Given the sharp volatility in the Indian market, most investors want guaranteed returns with less risk. RBI Floating Rate Savings Bond (FRSB) can be a better option for such investors. The interest rate on these bonds is always kept 0.35% higher than the interest rate on National Savings Certificate (NSC).
For example, if the NSC scheme pays 7% interest per annum, the FRSB will pay 7.35% interest. FRSB currently carries an interest rate of 8.05% per annum. As the name suggests, these bonds are based on floating rates. This means that the interest changes every six months. This is directly related to the trend of the debt market. However, the volatility in this market is low.
Who is RBI Floating Rate Savings Bond better for?
- To earn a secure, regular income: These bonds are suitable for investors who want to avoid market risk and need regular income.

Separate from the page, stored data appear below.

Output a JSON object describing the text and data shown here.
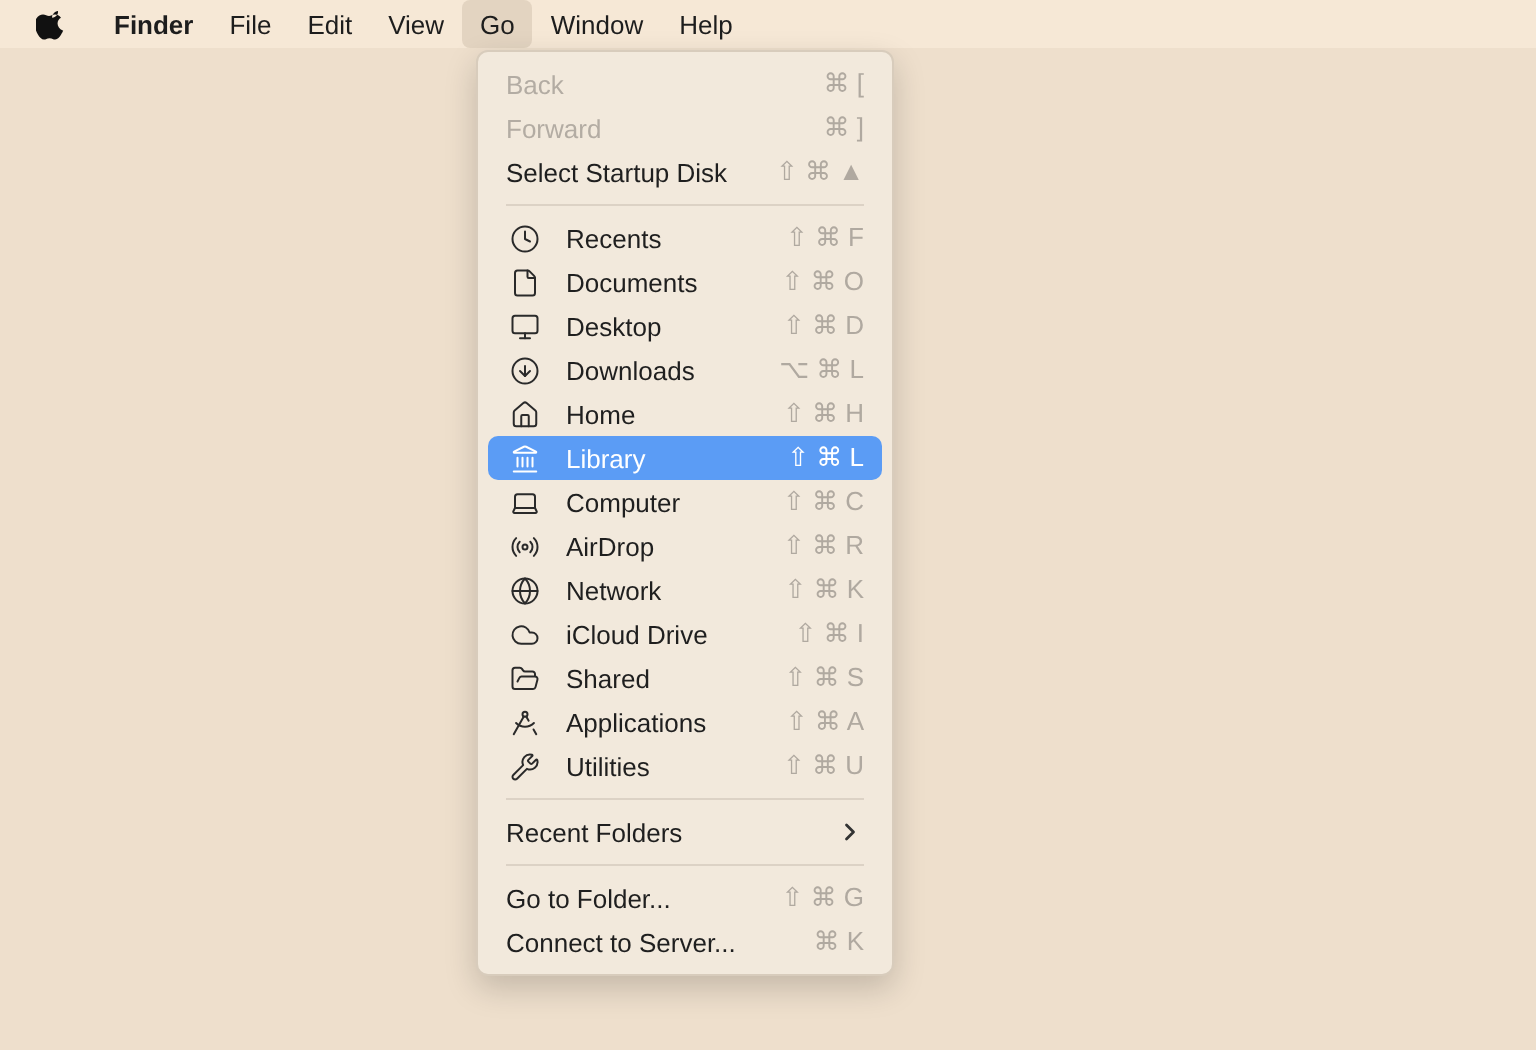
{
  "menubar": {
    "items": [
      {
        "label": "Finder",
        "kind": "app",
        "selected": false
      },
      {
        "label": "File",
        "kind": "menu",
        "selected": false
      },
      {
        "label": "Edit",
        "kind": "menu",
        "selected": false
      },
      {
        "label": "View",
        "kind": "menu",
        "selected": false
      },
      {
        "label": "Go",
        "kind": "menu",
        "selected": true
      },
      {
        "label": "Window",
        "kind": "menu",
        "selected": false
      },
      {
        "label": "Help",
        "kind": "menu",
        "selected": false
      }
    ]
  },
  "menu": {
    "sections": [
      {
        "items": [
          {
            "label": "Back",
            "shortcut": "⌘ [",
            "kind": "command",
            "disabled": true,
            "selected": false
          },
          {
            "label": "Forward",
            "shortcut": "⌘ ]",
            "kind": "command",
            "disabled": true,
            "selected": false
          },
          {
            "label": "Select Startup Disk",
            "shortcut": "⇧ ⌘ ▲",
            "kind": "command",
            "disabled": false,
            "selected": false
          }
        ]
      },
      {
        "items": [
          {
            "label": "Recents",
            "shortcut": "⇧ ⌘ F",
            "kind": "place",
            "disabled": false,
            "selected": false
          },
          {
            "label": "Documents",
            "shortcut": "⇧ ⌘ O",
            "kind": "place",
            "disabled": false,
            "selected": false
          },
          {
            "label": "Desktop",
            "shortcut": "⇧ ⌘ D",
            "kind": "place",
            "disabled": false,
            "selected": false
          },
          {
            "label": "Downloads",
            "shortcut": "⌥ ⌘ L",
            "kind": "place",
            "disabled": false,
            "selected": false
          },
          {
            "label": "Home",
            "shortcut": "⇧ ⌘ H",
            "kind": "place",
            "disabled": false,
            "selected": false
          },
          {
            "label": "Library",
            "shortcut": "⇧ ⌘ L",
            "kind": "place",
            "disabled": false,
            "selected": true
          },
          {
            "label": "Computer",
            "shortcut": "⇧ ⌘ C",
            "kind": "place",
            "disabled": false,
            "selected": false
          },
          {
            "label": "AirDrop",
            "shortcut": "⇧ ⌘ R",
            "kind": "place",
            "disabled": false,
            "selected": false
          },
          {
            "label": "Network",
            "shortcut": "⇧ ⌘ K",
            "kind": "place",
            "disabled": false,
            "selected": false
          },
          {
            "label": "iCloud Drive",
            "shortcut": "⇧ ⌘ I",
            "kind": "place",
            "disabled": false,
            "selected": false
          },
          {
            "label": "Shared",
            "shortcut": "⇧ ⌘ S",
            "kind": "place",
            "disabled": false,
            "selected": false
          },
          {
            "label": "Applications",
            "shortcut": "⇧ ⌘ A",
            "kind": "place",
            "disabled": false,
            "selected": false
          },
          {
            "label": "Utilities",
            "shortcut": "⇧ ⌘ U",
            "kind": "place",
            "disabled": false,
            "selected": false
          }
        ]
      },
      {
        "items": [
          {
            "label": "Recent Folders",
            "kind": "submenu",
            "disabled": false,
            "selected": false
          }
        ]
      },
      {
        "items": [
          {
            "label": "Go to Folder...",
            "shortcut": "⇧ ⌘ G",
            "kind": "command",
            "disabled": false,
            "selected": false
          },
          {
            "label": "Connect to Server...",
            "shortcut": "⌘ K",
            "kind": "command",
            "disabled": false,
            "selected": false
          }
        ]
      }
    ]
  }
}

- Pensioners, Senior Citizens: It is a better option as a retirement plan for pensioners and senior citizens, as it earns interest every six months.
- Long Term Investors: FRSB is a good option for people who want fixed income for long term.
How to buy RBI Floating Rate Savings Bond? These bonds can be purchased from RBI's Retail Direct website, banks' apps/sites, bank branches or post offices. PAN is required, minimum investment is ~1000 and maximum investment is unlimited.
- Lock-in period of 7 years: These bonds cannot be redeemed before 7 years. However, investors aged 60-70 can do premature redemption after 6 years. Investors aged 70-80 years can do premature redemption after 5 years and investors above 80 years can do premature redemption after 4 years. But the fine will have to be paid.
- Government Guarantee: FRSB interest rates change every six months. If the interest rate increases, you will get more returns. Apart from this, these bonds come with a government guarantee, so the risk is negligible.